LEGAL MEMOS

Lazar v. Bishop (2024) 107 Cal.App.5th 668. This was an action in which an assignee brought suit against real estate brokers for breach of fiduciary duty they owed the assignor in connection with the sale of a house. Although the trial court granted summary judgment, the Court of Appeal reversed holding that the assignee was a real party in interest pursuant to Code of Civil Procedure § 367 and had standing to sue the brokers because the causes of action were generally assignable.

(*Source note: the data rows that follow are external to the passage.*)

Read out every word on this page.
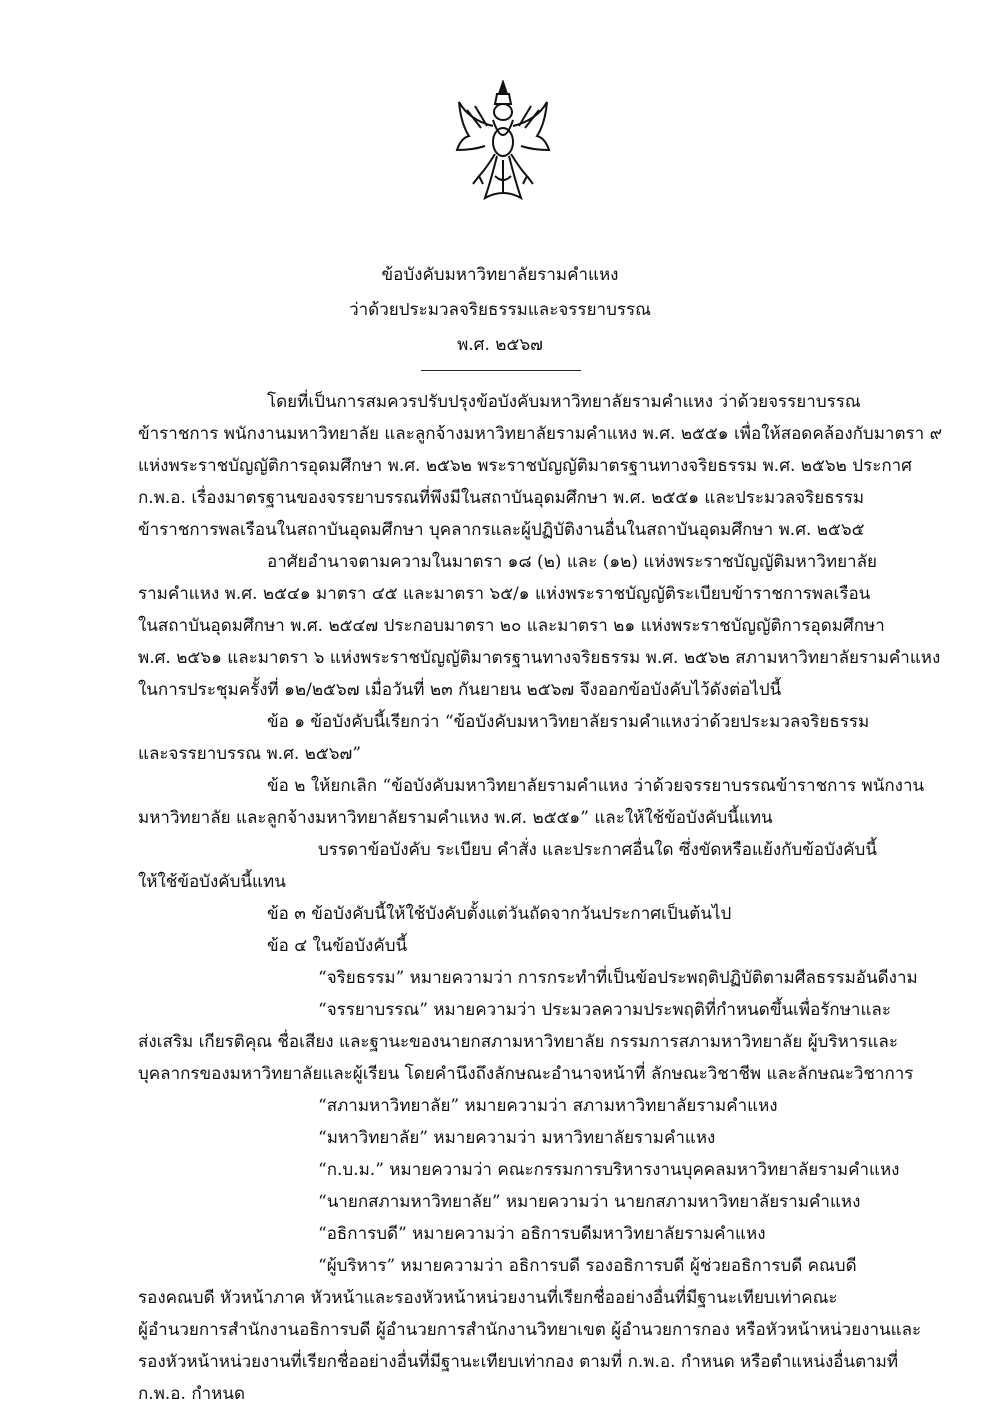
ข้อบังคับมหาวิทยาลัยรามคำแหง
ว่าด้วยประมวลจริยธรรมและจรรยาบรรณ
พ.ศ. ๒๕๖๗
โดยที่เป็นการสมควรปรับปรุงข้อบังคับมหาวิทยาลัยรามคำแหง ว่าด้วยจรรยาบรรณ
ข้าราชการ พนักงานมหาวิทยาลัย และลูกจ้างมหาวิทยาลัยรามคำแหง พ.ศ. ๒๕๕๑ เพื่อให้สอดคล้องกับมาตรา ๙
แห่งพระราชบัญญัติการอุดมศึกษา พ.ศ. ๒๕๖๒ พระราชบัญญัติมาตรฐานทางจริยธรรม พ.ศ. ๒๕๖๒ ประกาศ
ก.พ.อ. เรื่องมาตรฐานของจรรยาบรรณที่พึงมีในสถาบันอุดมศึกษา พ.ศ. ๒๕๕๑ และประมวลจริยธรรม
ข้าราชการพลเรือนในสถาบันอุดมศึกษา บุคลากรและผู้ปฏิบัติงานอื่นในสถาบันอุดมศึกษา พ.ศ. ๒๕๖๕
อาศัยอำนาจตามความในมาตรา ๑๘ (๒) และ (๑๒) แห่งพระราชบัญญัติมหาวิทยาลัย
รามคำแหง พ.ศ. ๒๕๔๑ มาตรา ๔๕ และมาตรา ๖๕/๑ แห่งพระราชบัญญัติระเบียบข้าราชการพลเรือน
ในสถาบันอุดมศึกษา พ.ศ. ๒๕๔๗ ประกอบมาตรา ๒๐ และมาตรา ๒๑ แห่งพระราชบัญญัติการอุดมศึกษา
พ.ศ. ๒๕๖๑ และมาตรา ๖ แห่งพระราชบัญญัติมาตรฐานทางจริยธรรม พ.ศ. ๒๕๖๒ สภามหาวิทยาลัยรามคำแหง
ในการประชุมครั้งที่ ๑๒/๒๕๖๗ เมื่อวันที่ ๒๓ กันยายน ๒๕๖๗ จึงออกข้อบังคับไว้ดังต่อไปนี้
ข้อ ๑ ข้อบังคับนี้เรียกว่า “ข้อบังคับมหาวิทยาลัยรามคำแหงว่าด้วยประมวลจริยธรรม
และจรรยาบรรณ พ.ศ. ๒๕๖๗”
ข้อ ๒ ให้ยกเลิก “ข้อบังคับมหาวิทยาลัยรามคำแหง ว่าด้วยจรรยาบรรณข้าราชการ พนักงาน
มหาวิทยาลัย และลูกจ้างมหาวิทยาลัยรามคำแหง พ.ศ. ๒๕๕๑” และให้ใช้ข้อบังคับนี้แทน
บรรดาข้อบังคับ ระเบียบ คำสั่ง และประกาศอื่นใด ซึ่งขัดหรือแย้งกับข้อบังคับนี้
ให้ใช้ข้อบังคับนี้แทน
ข้อ ๓ ข้อบังคับนี้ให้ใช้บังคับตั้งแต่วันถัดจากวันประกาศเป็นต้นไป
ข้อ ๔ ในข้อบังคับนี้
“จริยธรรม” หมายความว่า การกระทำที่เป็นข้อประพฤติปฏิบัติตามศีลธรรมอันดีงาม
“จรรยาบรรณ” หมายความว่า ประมวลความประพฤติที่กำหนดขึ้นเพื่อรักษาและ
ส่งเสริม เกียรติคุณ ชื่อเสียง และฐานะของนายกสภามหาวิทยาลัย กรรมการสภามหาวิทยาลัย ผู้บริหารและ
บุคลากรของมหาวิทยาลัยและผู้เรียน โดยคำนึงถึงลักษณะอำนาจหน้าที่ ลักษณะวิชาชีพ และลักษณะวิชาการ
“สภามหาวิทยาลัย” หมายความว่า สภามหาวิทยาลัยรามคำแหง
“มหาวิทยาลัย” หมายความว่า มหาวิทยาลัยรามคำแหง
“ก.บ.ม.” หมายความว่า คณะกรรมการบริหารงานบุคคลมหาวิทยาลัยรามคำแหง
“นายกสภามหาวิทยาลัย” หมายความว่า นายกสภามหาวิทยาลัยรามคำแหง
“อธิการบดี” หมายความว่า อธิการบดีมหาวิทยาลัยรามคำแหง
“ผู้บริหาร” หมายความว่า อธิการบดี รองอธิการบดี ผู้ช่วยอธิการบดี คณบดี
รองคณบดี หัวหน้าภาค หัวหน้าและรองหัวหน้าหน่วยงานที่เรียกชื่ออย่างอื่นที่มีฐานะเทียบเท่าคณะ
ผู้อำนวยการสำนักงานอธิการบดี ผู้อำนวยการสำนักงานวิทยาเขต ผู้อำนวยการกอง หรือหัวหน้าหน่วยงานและ
รองหัวหน้าหน่วยงานที่เรียกชื่ออย่างอื่นที่มีฐานะเทียบเท่ากอง ตามที่ ก.พ.อ. กำหนด หรือตำแหน่งอื่นตามที่
ก.พ.อ. กำหนด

Civil Code § 954. There is an exception for highly personalized tort causes of action and legal malpractice claims, but those exceptions differ significantly from a cause of action against real estate brokers for breach of fiduciary duty which is in the nature of a constructive fraud claim and does not involve highly personalized rights of recovery.

Newell v. Superior Court (2024) 107 Cal.App.5th 728. A daughter filed a petition challenging the validity of trust amendments that changed the trustee and sole beneficiary of her father’s Trust from her to her father’s caregiver. When the caregiver used Trust assets to purchase real property, the daughter then recorded a lis pendens against the property and requested that a constructive trust be imposed.

The Court of Appeal directed that a motion to expunge the lis pendens should be denied because the daughter’s motion, if successful, would affect title to the property and pled a real property claim. The Trust provision naming the caregiver as beneficiary was presumed to be the product of fraud and undue influence given the caretaker’s position when the father executed the trust pursuant to Probate Code § 21380(a). If the caretaker failed to establish that the father’s donative transfer was not the product of fraud or undue influence, the court would remove the caregiver as Trustee and a new Trustee would need to be designated, who would then hold title to the property in his or her name as Successor Trustee. In that event, the daughter’s petition would change the name of the title holder. Thus the Probate Court erred in ruling that the daughter’s petition did not contain a real property claim within the meaning of CCP § 405.4.